The Private Lives of Pippa Lee
It's always a relief when the author of a novel decides to take its film adaptation into her own hands, especially if the author also happens to be a fairly seasoned writer-director for the screen. In The Private Lives of Pippa Lee, Rebecca Miller recreates her original character study in her own image, bringing the story of a misguided youth-turned-Stepford Wife to brilliant, riveting life.
The film starts off quietly, with the kind of domestic dinner party scene we've come to expect from tales of unfulfilled suburban housewives such as these, but the event actually turns out to be in honor of Pippa's fiftieth birthday. I must admit it took me more than a few minutes to accept Robin Wright Penn (Forrest Gump, Nine Lives) as a fifty-year-old woman; even with the aging makeup, the forty-three-year-old actress' youthful glow still manages to emanate. However, there is a method to this casting choice; it quickly becomes apparent that Pippa's physical appeal is an integral part of her character, a beguiling mask that has always brought her just as much trouble as it has helped her to avoid.
Pippa is a doting wife to her much older husband (Alan Arkin) and a loving mother to her son and daughter, even in the face of their disapproval, but there is little life or substance to her. Penn's interpretation of the character is a remarkable transformation, as she uses a much higher vocal register and carries herself with almost no conviction or purpose. Her Pippa—at least for the first part of the film—is a bit of a ghost, a stark contrast to the independent, inaccessible roles the actress has often portrayed in the past. When Pippa makes the terrifying discovery that she is having a nervous breakdown, the character is inspired to reexamine all the traumas that have led her to her quiet suburban life, and she—and Penn—take an acute turn right before our eyes. Pippa gives up her mask, revealing a resilient woman who is both piteous and funny as she drives herself mad.

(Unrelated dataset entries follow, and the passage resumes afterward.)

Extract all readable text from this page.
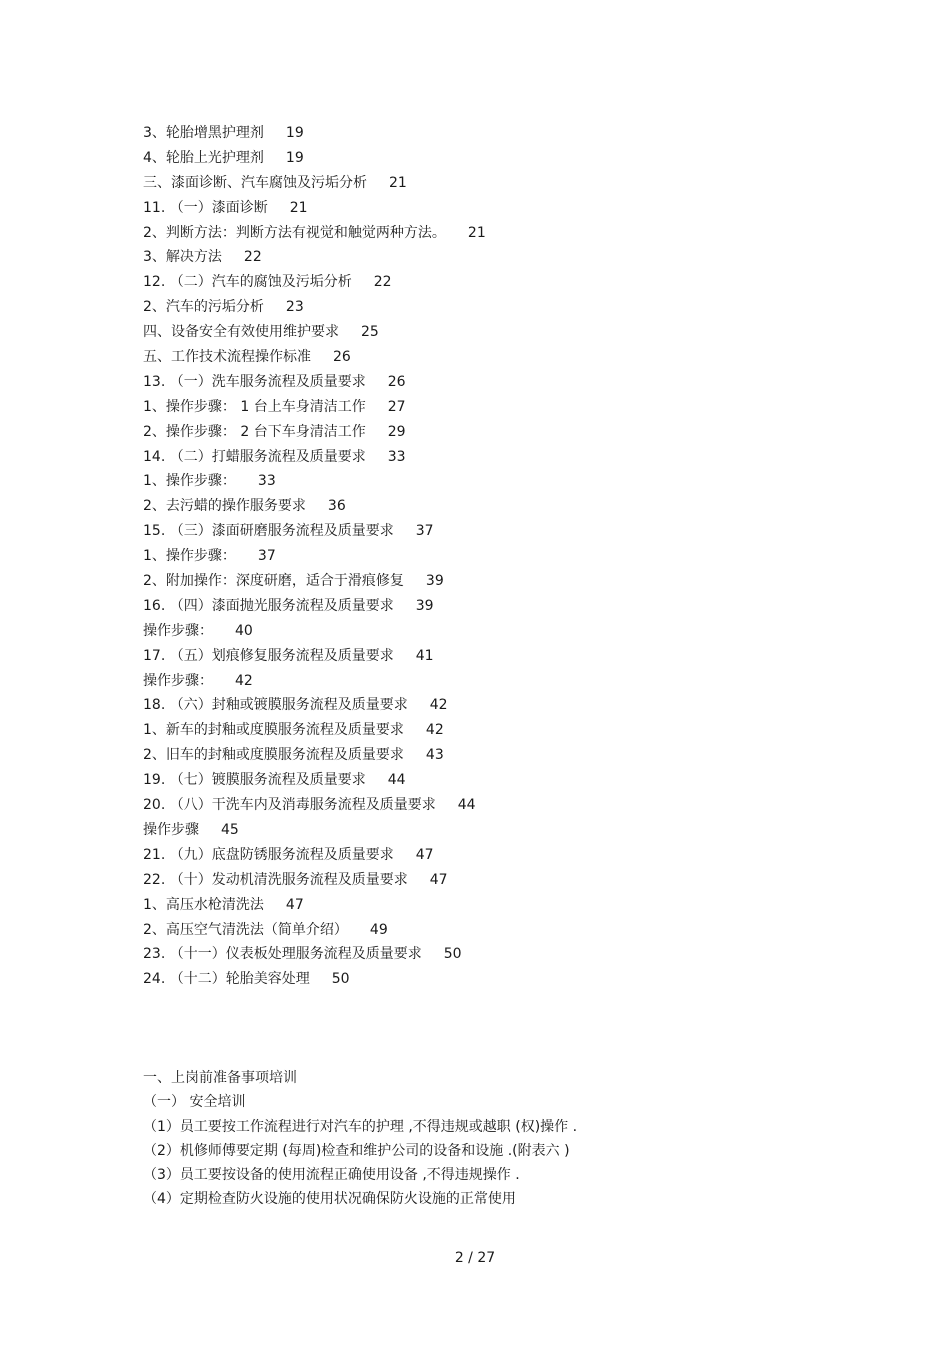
3、轮胎增黑护理剂 19
4、轮胎上光护理剂 19
三、漆面诊断、汽车腐蚀及污垢分析 21
11. （一）漆面诊断 21
2、判断方法：判断方法有视觉和触觉两种方法。 21
3、解决方法 22
12. （二）汽车的腐蚀及污垢分析 22
2、汽车的污垢分析 23
四、设备安全有效使用维护要求 25
五、工作技术流程操作标准 26
13. （一）洗车服务流程及质量要求 26
1、操作步骤： 1 台上车身清洁工作 27
2、操作步骤： 2 台下车身清洁工作 29
14. （二）打蜡服务流程及质量要求 33
1、操作步骤： 33
2、去污蜡的操作服务要求 36
15. （三）漆面研磨服务流程及质量要求 37
1、操作步骤： 37
2、附加操作：深度研磨，适合于滑痕修复 39
16. （四）漆面抛光服务流程及质量要求 39
操作步骤： 40
17. （五）划痕修复服务流程及质量要求 41
操作步骤： 42
18. （六）封釉或镀膜服务流程及质量要求 42
1、新车的封釉或度膜服务流程及质量要求 42
2、旧车的封釉或度膜服务流程及质量要求 43
19. （七）镀膜服务流程及质量要求 44
20. （八）干洗车内及消毒服务流程及质量要求 44
操作步骤 45
21. （九）底盘防锈服务流程及质量要求 47
22. （十）发动机清洗服务流程及质量要求 47
1、高压水枪清洗法 47
2、高压空气清洗法（简单介绍） 49
23. （十一）仪表板处理服务流程及质量要求 50
24. （十二）轮胎美容处理 50
一、上岗前准备事项培训
（一） 安全培训
（1）员工要按工作流程进行对汽车的护理 ,不得违规或越职 (权)操作 .
（2）机修师傅要定期 (每周)检查和维护公司的设备和设施 .(附表六 )
（3）员工要按设备的使用流程正确使用设备 ,不得违规操作 .
（4）定期检查防火设施的使用状况确保防火设施的正常使用
2 / 27
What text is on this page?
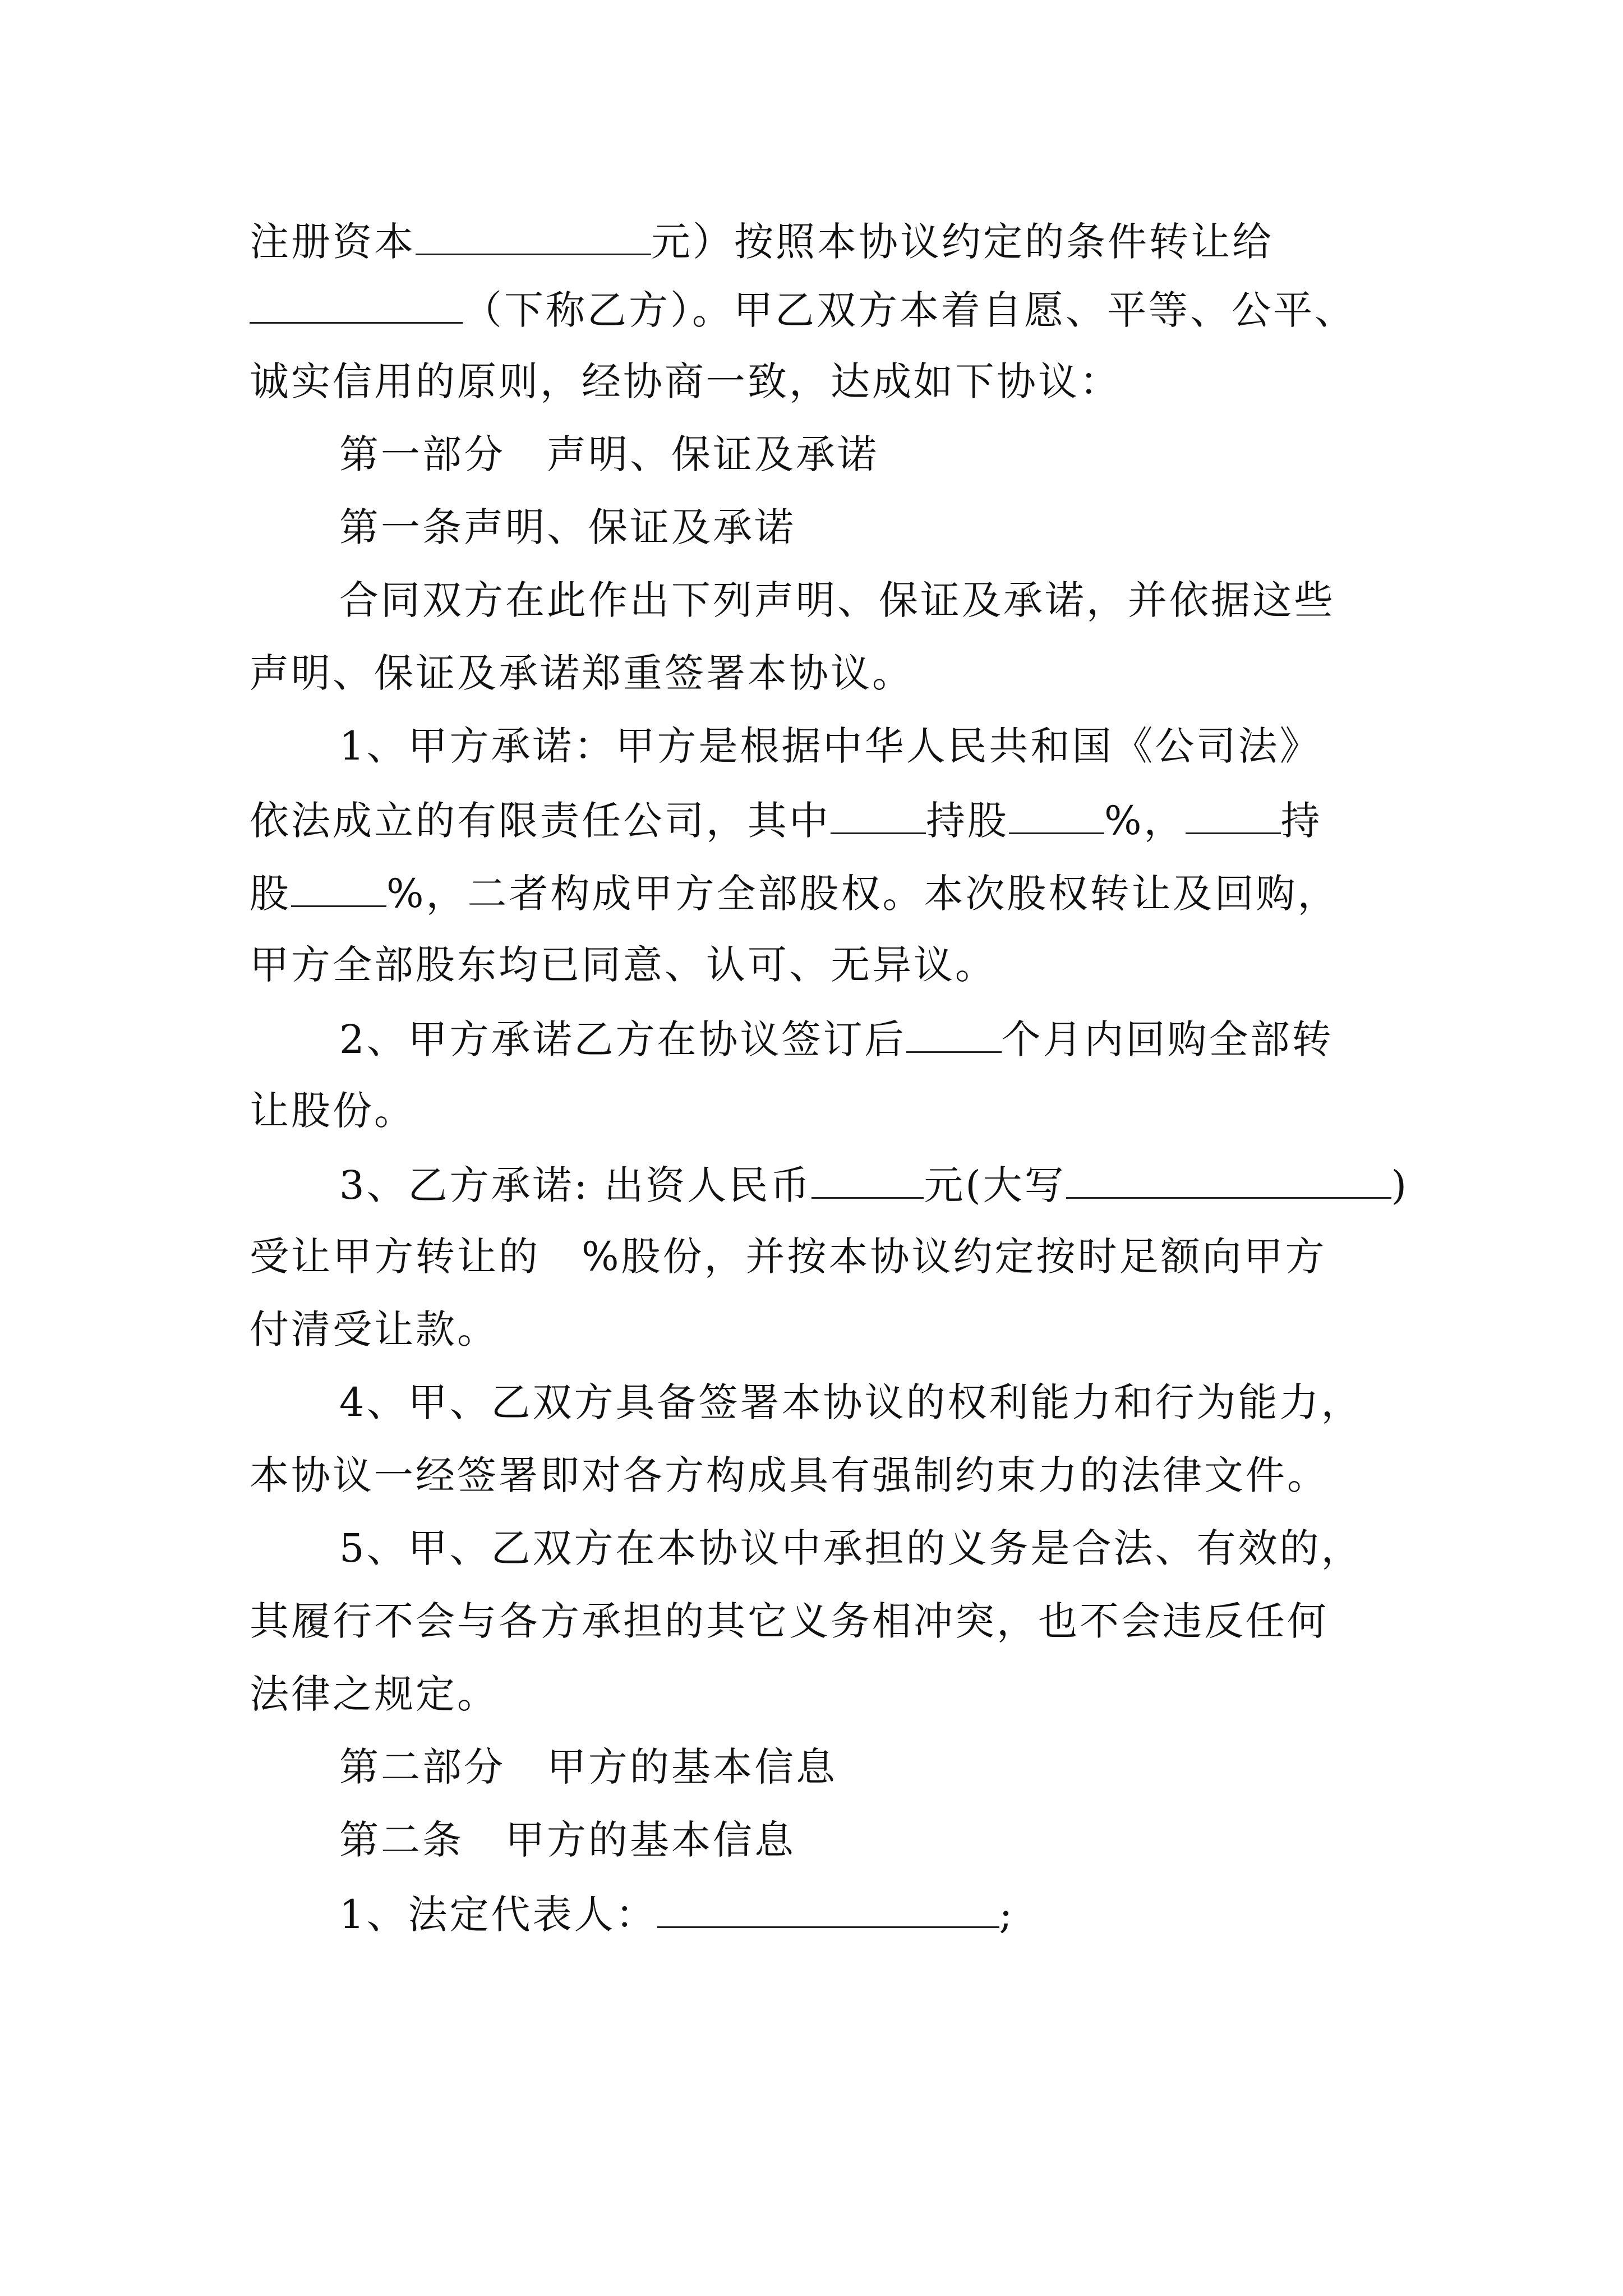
注册资本	元）按照本协议约定的条件转让给
（下称乙方）。甲乙双方本着自愿、平等、公平、
诚实信用的原则，经协商一致，达成如下协议：
第一部分　声明、保证及承诺
第一条声明、保证及承诺
合同双方在此作出下列声明、保证及承诺，并依据这些
声明、保证及承诺郑重签署本协议。
1、甲方承诺：甲方是根据中华人民共和国《公司法》
依法成立的有限责任公司，其中 持股 %， 持
股 %，二者构成甲方全部股权。本次股权转让及回购，
甲方全部股东均已同意、认可、无异议。
2、甲方承诺乙方在协议签订后 个月内回购全部转
让股份。
3、乙方承诺: 出资人民币	元(大写	)
受让甲方转让的　%股份，并按本协议约定按时足额向甲方
付清受让款。
4、甲、乙双方具备签署本协议的权利能力和行为能力，
本协议一经签署即对各方构成具有强制约束力的法律文件。
5、甲、乙双方在本协议中承担的义务是合法、有效的，
其履行不会与各方承担的其它义务相冲突，也不会违反任何
法律之规定。
第二部分　甲方的基本信息
第二条　甲方的基本信息
1、法定代表人：	;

If you haven't read the book (which I haven't), the film is delightfully unpredictable. I was pleasantly surprised to be transported to Pippa's unorthodox childhood, to spend so much time on her carousel of questionable caretakers, from her speed addict mother (the wonderful Maria Bello) to her über-cool, über-liberal Aunt Kat (Julianne Moore). As a Gossip Girl skeptic, I gave a huge sigh when Blake Lively first appeared as teenage Pippa, but she turned out to be surprisingly effective, standing her ground in the formidable shadow of Penn. A scene between Lively and Bello in which Pippa takes her mother's drugs as an experiment in empathy is absolutely heart wrenching.
Winona Ryder is also a surprising highlight as Pippa's extremely neurotic, needy, and often hysterical friend. She provides a hilarious counterpoint to Penn, sweating the small stuff very publicly while Pippa suffers a lifetime of disaster in complete silence.
To reveal more about Pippa's past (and future) would detract from the joy of watching it unfold on screen—and it is an utter joy, even as upsetting as the protagonist's circumstances sometimes are. Though I have yet to read Miller's book, I would imagine that Pippa's tale of rediscovery could not have found a better interpretation.